Marty Kaiser. The Milwaukee Journal Sentinel editor (and president of the American Society of News Editors) led off a panel discussion by noting the value of professional journalism. Even with staff cuts, he said, his organization has made its mark in the community through “enterprise reporting no one else can provide” on important topics such as drunk driving.
Jennifer Towery. The local president of the Newspaper Guild at the Peoria Journal Star gave an intriguing pitch for a new ownership structure she hopes to pursue to buy the Journal Star from GateHouse, the low-profit limited liability corporation, L3C. To work, the L3C approach needs more enabling legislation and an Internal Revenue Service ruling that newspapers are a suitable public purpose for such a corporation. Public service would be a higher purpose than profit, but low profits would be allowed, freeing the organization from some restrictions of non-profits. I’m not sure whether it’s the best path for the future, but it’s an innovative approach and I hope Towery or someone else tries it so we can learn more about it.
Chuck Peters. The Gazette Communications CEO, my boss, was the third panelist in this group, reviewing some of our efforts to address the obstacles of culture, organization and technology. “We have to fundamentally change our business model,” Peters said. He noted that our core business is not publishing newspapers or operating a television station, but “building community and easing commercial transactions.”

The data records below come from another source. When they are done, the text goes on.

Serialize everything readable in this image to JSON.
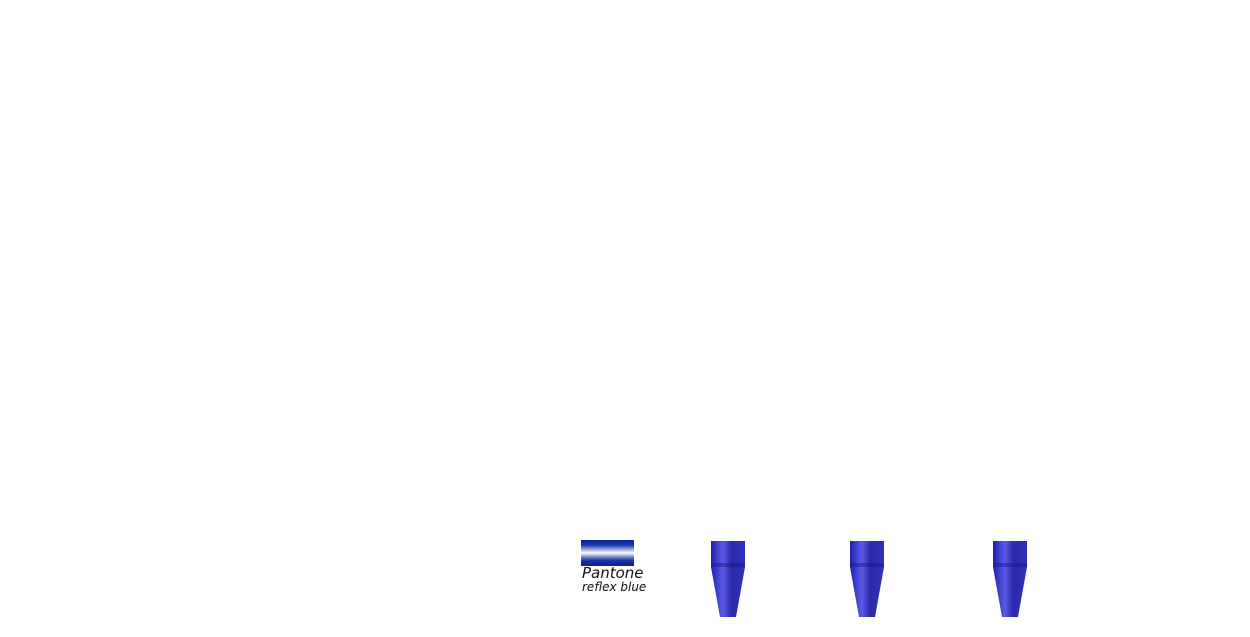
{
  "swatch": {
    "name": "Pantone",
    "subname": "reflex blue",
    "color": "#0a1f9a"
  },
  "tips": [
    {
      "color": "#3a3ad0"
    },
    {
      "color": "#3a3ad0"
    },
    {
      "color": "#3a3ad0"
    }
  ]
}
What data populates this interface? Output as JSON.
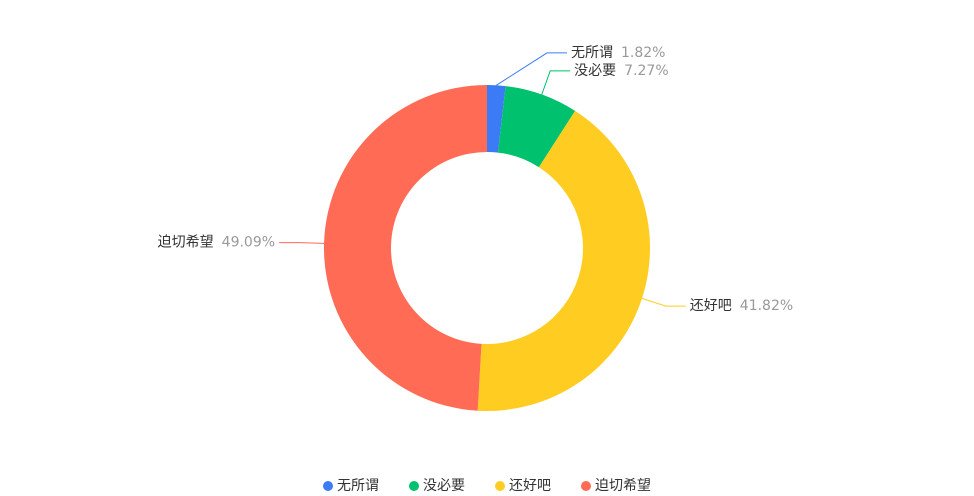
{
  "chart_data": {
    "type": "donut",
    "categories": [
      "无所谓",
      "没必要",
      "还好吧",
      "迫切希望"
    ],
    "values": [
      1.82,
      7.27,
      41.82,
      49.09
    ],
    "value_labels": [
      "1.82%",
      "7.27%",
      "41.82%",
      "49.09%"
    ],
    "colors": [
      "#3b7cf6",
      "#00c16e",
      "#ffcd22",
      "#ff6b55"
    ],
    "legend": "bottom"
  }
}
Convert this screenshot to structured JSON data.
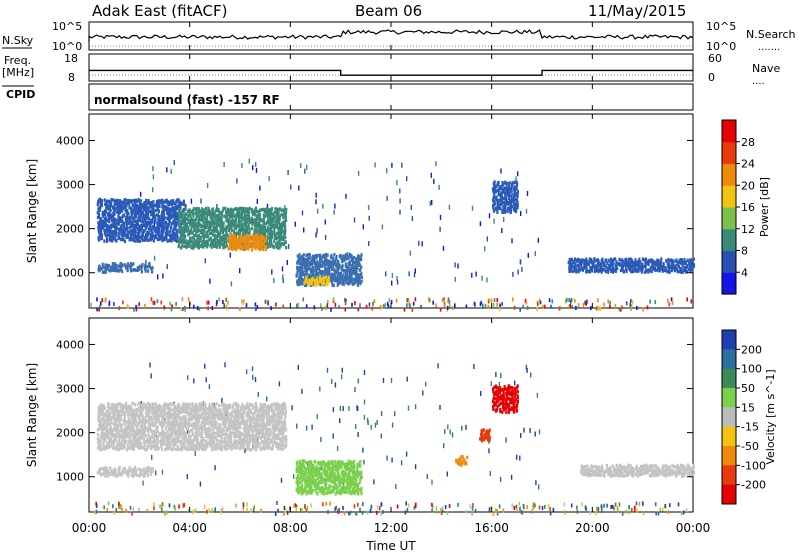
{
  "header": {
    "station": "Adak East (fitACF)",
    "beam": "Beam 06",
    "date": "11/May/2015"
  },
  "left_labels": {
    "nsky": "N.Sky",
    "freq_line1": "Freq.",
    "freq_line2": "[MHz]",
    "cpid": "CPID"
  },
  "right_labels": {
    "nsearch": "N.Search",
    "nave": "Nave"
  },
  "nsky_ticks": [
    "10^5",
    "10^0"
  ],
  "nsearch_ticks": [
    "10^5",
    "10^0"
  ],
  "freq_ticks": [
    "18",
    "8"
  ],
  "nave_ticks": [
    "60",
    "0"
  ],
  "cpid_text": "normalsound (fast) -157 RF",
  "chart_data": [
    {
      "type": "heatmap",
      "name": "Power",
      "ylabel": "Slant Range [km]",
      "xlabel": "",
      "x_ticks": [
        "00:00",
        "04:00",
        "08:00",
        "12:00",
        "16:00",
        "20:00",
        "00:00"
      ],
      "y_ticks": [
        1000,
        2000,
        3000,
        4000
      ],
      "ylim": [
        200,
        4600
      ],
      "xlim_hours": [
        0,
        24
      ],
      "colorbar": {
        "label": "Power [dB]",
        "ticks": [
          4,
          8,
          12,
          16,
          20,
          24,
          28
        ],
        "colors": [
          "#1414e6",
          "#2a4fb0",
          "#3a8a7a",
          "#7bc048",
          "#f2c40f",
          "#f08a0c",
          "#e83a0c",
          "#e60000"
        ]
      },
      "regions": [
        {
          "t0": 0.3,
          "t1": 3.8,
          "r0": 1750,
          "r1": 2700,
          "color": "#2a5ab8"
        },
        {
          "t0": 3.5,
          "t1": 7.8,
          "r0": 1600,
          "r1": 2500,
          "color": "#3a8a7a"
        },
        {
          "t0": 5.5,
          "t1": 7.0,
          "r0": 1550,
          "r1": 1900,
          "color": "#f08a0c"
        },
        {
          "t0": 8.2,
          "t1": 10.8,
          "r0": 750,
          "r1": 1450,
          "color": "#3a6fb0"
        },
        {
          "t0": 8.5,
          "t1": 9.5,
          "r0": 750,
          "r1": 950,
          "color": "#f2c40f"
        },
        {
          "t0": 0.3,
          "t1": 2.5,
          "r0": 1050,
          "r1": 1250,
          "color": "#3a6fb0"
        },
        {
          "t0": 19.0,
          "t1": 24.0,
          "r0": 1050,
          "r1": 1350,
          "color": "#2a5ab8"
        },
        {
          "t0": 16.0,
          "t1": 17.0,
          "r0": 2400,
          "r1": 3100,
          "color": "#2a5ab8"
        }
      ]
    },
    {
      "type": "heatmap",
      "name": "Velocity",
      "ylabel": "Slant Range [km]",
      "xlabel": "Time UT",
      "x_ticks": [
        "00:00",
        "04:00",
        "08:00",
        "12:00",
        "16:00",
        "20:00",
        "00:00"
      ],
      "y_ticks": [
        1000,
        2000,
        3000,
        4000
      ],
      "ylim": [
        200,
        4600
      ],
      "xlim_hours": [
        0,
        24
      ],
      "colorbar": {
        "label": "Velocity [m s^-1]",
        "ticks": [
          "200",
          "100",
          "50",
          "15",
          "-15",
          "-50",
          "-100",
          "-200"
        ],
        "colors": [
          "#1f3fb0",
          "#2a6fa0",
          "#3a8a5a",
          "#7ad04a",
          "#bcbcbc",
          "#f2c40f",
          "#f08a0c",
          "#e83a0c",
          "#e60000"
        ]
      },
      "regions": [
        {
          "t0": 0.3,
          "t1": 7.8,
          "r0": 1650,
          "r1": 2700,
          "color": "#c4c4c4"
        },
        {
          "t0": 8.2,
          "t1": 10.8,
          "r0": 650,
          "r1": 1400,
          "color": "#7ad04a"
        },
        {
          "t0": 0.3,
          "t1": 2.5,
          "r0": 1050,
          "r1": 1250,
          "color": "#c4c4c4"
        },
        {
          "t0": 19.5,
          "t1": 24.0,
          "r0": 1050,
          "r1": 1300,
          "color": "#c4c4c4"
        },
        {
          "t0": 16.0,
          "t1": 17.0,
          "r0": 2500,
          "r1": 3100,
          "color": "#e60000"
        },
        {
          "t0": 14.5,
          "t1": 15.0,
          "r0": 1300,
          "r1": 1500,
          "color": "#f08a0c"
        },
        {
          "t0": 15.5,
          "t1": 15.9,
          "r0": 1850,
          "r1": 2100,
          "color": "#e83a0c"
        }
      ]
    }
  ],
  "freq_series": {
    "steps": [
      {
        "t0": 0,
        "t1": 10,
        "value": 12
      },
      {
        "t0": 10,
        "t1": 18,
        "value": 10
      },
      {
        "t0": 18,
        "t1": 24,
        "value": 12
      }
    ]
  }
}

Roger Fidler. This was my second time during the week to hear the program director for digital publishing at the Reynolds Journalism Institute. I had attended part of the RJI E-Reader Summit Monday and Tuesday in Columbia, Mo. I didn’t tweet or blog about it at the time because I was exhausted from the weekend travel and funeral and wasn’t concentrating as well as I’d like. I also was in Columbia for another meeting, so I joined the summit in progress.
I love my Kindle and I think newspaper companies should seek to connect with our community through a variety of devices. So I support newspapers’ exploration of e-readers. But I am troubled that newspapers’ interest in e-readers reflects our wish that we could somehow cram our beloved newspaper into the digital world somehow without actually innovating.
I moderated the final panel, in which three young people in our business shared observations about what we need to do to reach a younger audience. Thanks to Chris Snider of the Des Moines Register, Thomas Ritchie of the Sioux City Journal and Chris Rhoades of Enterprise Publishing in Blair, Neb., for sharing their insights, particularly about the importance of social media and multiple media sources for reaching young adults.